Sela223/Repose-Marlin-12B
Sela223/Repose-Marlin-12B is a 12 billion parameter language model created by Sela223, formed by merging UsernameJustAnother/Nemo-12B-Marlin-v8 and KatyTheCutie/Repose-V2-2B using the SLERP method. This model leverages a specific layer-wise parameter weighting strategy across attention, MLP, and normalization blocks to combine the strengths of its constituent models. It is designed for general language generation tasks, integrating diverse capabilities from its merged components.
Loading preview...
Overview
Sela223/Repose-Marlin-12B is a 12 billion parameter language model developed by Sela223, created through a sophisticated merge of two distinct base models: UsernameJustAnother/Nemo-12B-Marlin-v8 and KatyTheCutie/Repose-V2-2B. This model was constructed using the SLERP merge method via mergekit.
Merge Details
The merging process involved a precise configuration, applying varying weights across different layers and components of the merged models. Specifically, the slerp method was used with a bfloat16 dtype.

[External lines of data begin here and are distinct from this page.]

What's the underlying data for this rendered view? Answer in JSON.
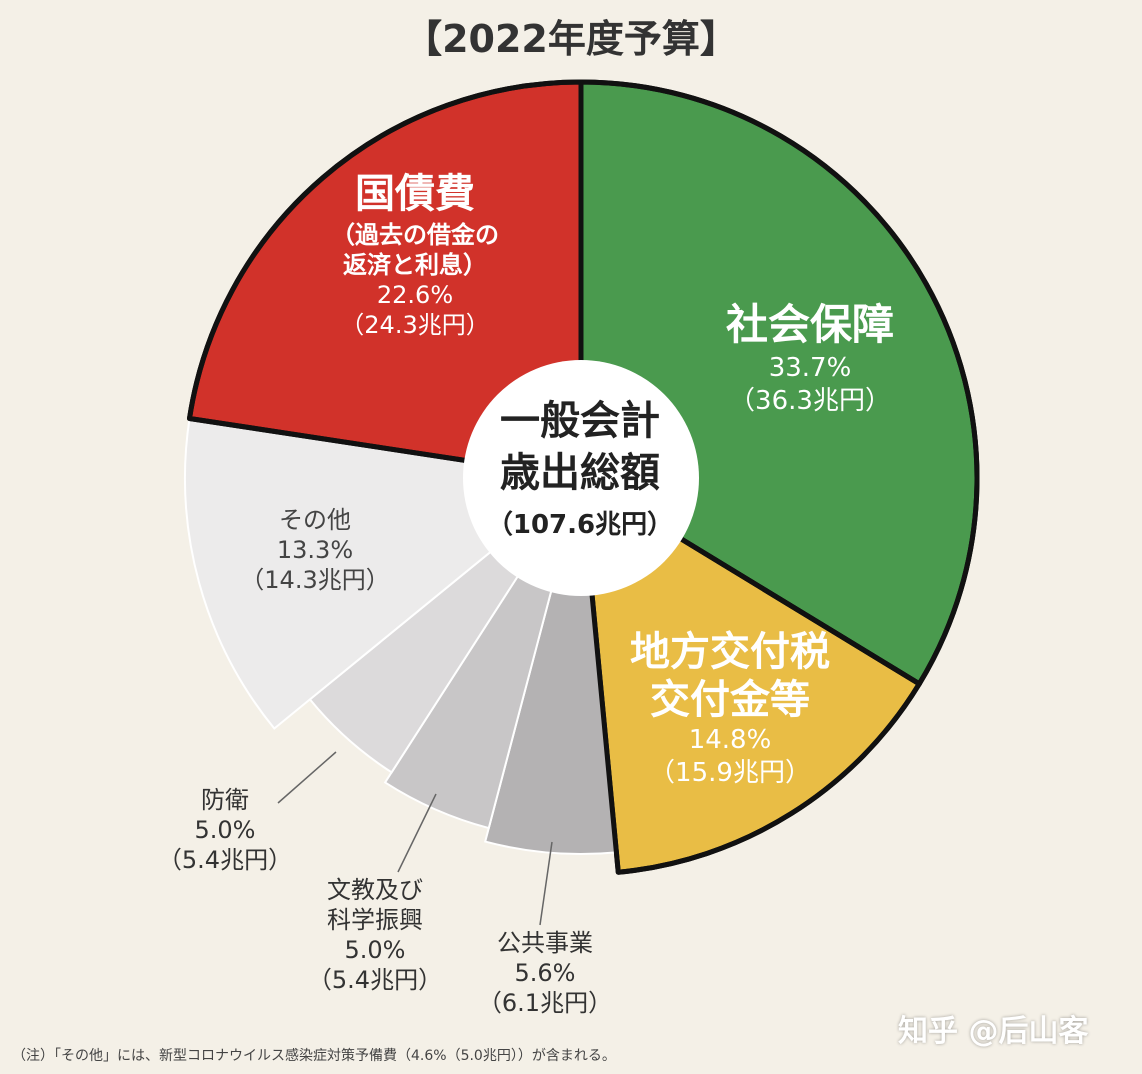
{
  "chart_data": {
    "type": "pie",
    "variant": "donut",
    "title": "【2022年度予算】",
    "center": {
      "line1": "一般会計",
      "line2": "歳出総額",
      "total": "（107.6兆円）"
    },
    "slices": [
      {
        "key": "shakai",
        "label": "社会保障",
        "value": 33.7,
        "percent": "33.7%",
        "amount": "（36.3兆円）",
        "color": "#4a9a4e",
        "highlight": true
      },
      {
        "key": "chiho",
        "label_lines": [
          "地方交付税",
          "交付金等"
        ],
        "value": 14.8,
        "percent": "14.8%",
        "amount": "（15.9兆円）",
        "color": "#e9bd45",
        "highlight": true
      },
      {
        "key": "koukyou",
        "label": "公共事業",
        "value": 5.6,
        "percent": "5.6%",
        "amount": "（6.1兆円）",
        "color": "#b4b2b3",
        "highlight": false
      },
      {
        "key": "bunkyo",
        "label_lines": [
          "文教及び",
          "科学振興"
        ],
        "value": 5.0,
        "percent": "5.0%",
        "amount": "（5.4兆円）",
        "color": "#c8c6c7",
        "highlight": false
      },
      {
        "key": "bouei",
        "label": "防衛",
        "value": 5.0,
        "percent": "5.0%",
        "amount": "（5.4兆円）",
        "color": "#dcdadb",
        "highlight": false
      },
      {
        "key": "sonota",
        "label": "その他",
        "value": 13.3,
        "percent": "13.3%",
        "amount": "（14.3兆円）",
        "color": "#ecebeb",
        "highlight": false
      },
      {
        "key": "kokusai",
        "label": "国債費",
        "sublabel_lines": [
          "（過去の借金の",
          "返済と利息）"
        ],
        "value": 22.6,
        "percent": "22.6%",
        "amount": "（24.3兆円）",
        "color": "#d1322a",
        "highlight": true
      }
    ]
  },
  "footnote": "（注）「その他」には、新型コロナウイルス感染症対策予備費（4.6%（5.0兆円））が含まれる。",
  "watermark": "知乎 @后山客"
}
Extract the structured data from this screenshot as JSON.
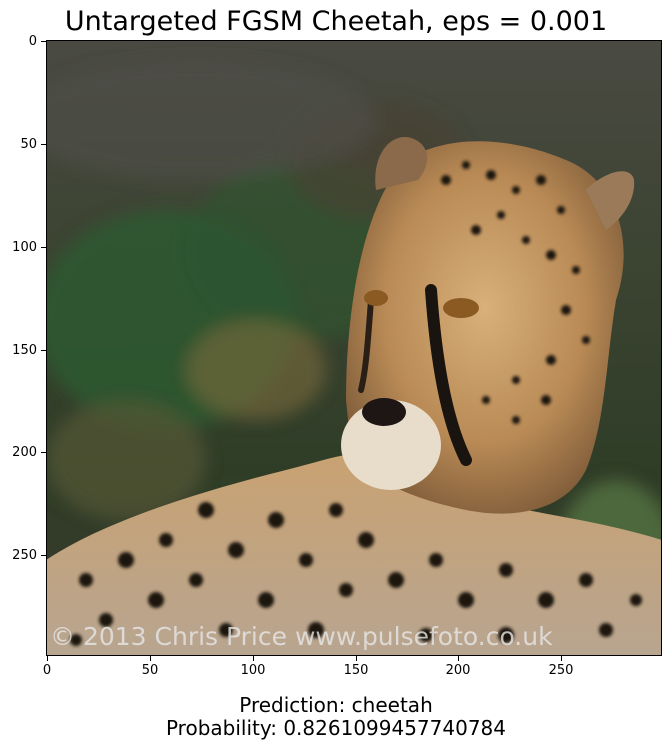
{
  "title": "Untargeted FGSM Cheetah, eps = 0.001",
  "y_ticks": [
    "0",
    "50",
    "100",
    "150",
    "200",
    "250"
  ],
  "x_ticks": [
    "0",
    "50",
    "100",
    "150",
    "200",
    "250"
  ],
  "watermark": "© 2013 Chris Price www.pulsefoto.co.uk",
  "prediction": "Prediction: cheetah",
  "probability": "Probability: 0.8261099457740784",
  "colors": {
    "background_top": "#44483a",
    "foliage": "#2c4a2c",
    "cheetah_fur": "#c69a63",
    "spots": "#1b1510"
  }
}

The merge strategy included distinct parameter weighting for:
- Attention Blocks: Different values were applied to
q_proj,k_proj,v_proj,o_proj, andself_attnfilters. - MLP Blocks: Specific weights were assigned to
gate_proj,up_proj,down_proj, and generalmlpfilters. - Normalization Layers:
input_layernorm,post_attention_layernorm, and otherlayernormcomponents received tailored weighting. - Stabilizer:
embed_tokensandlm_headlayers were set to a value of 0.0, indicating a strong influence from the base model for these components.
Key Characteristics
- Hybrid Architecture: Combines features from two different 12B and 2B parameter models.
- Layer-wise Optimization: Utilizes a detailed parameter weighting scheme to blend capabilities across different neural network components.
- General Purpose: Intended for broad language generation and understanding tasks, benefiting from the combined strengths of its merged predecessors.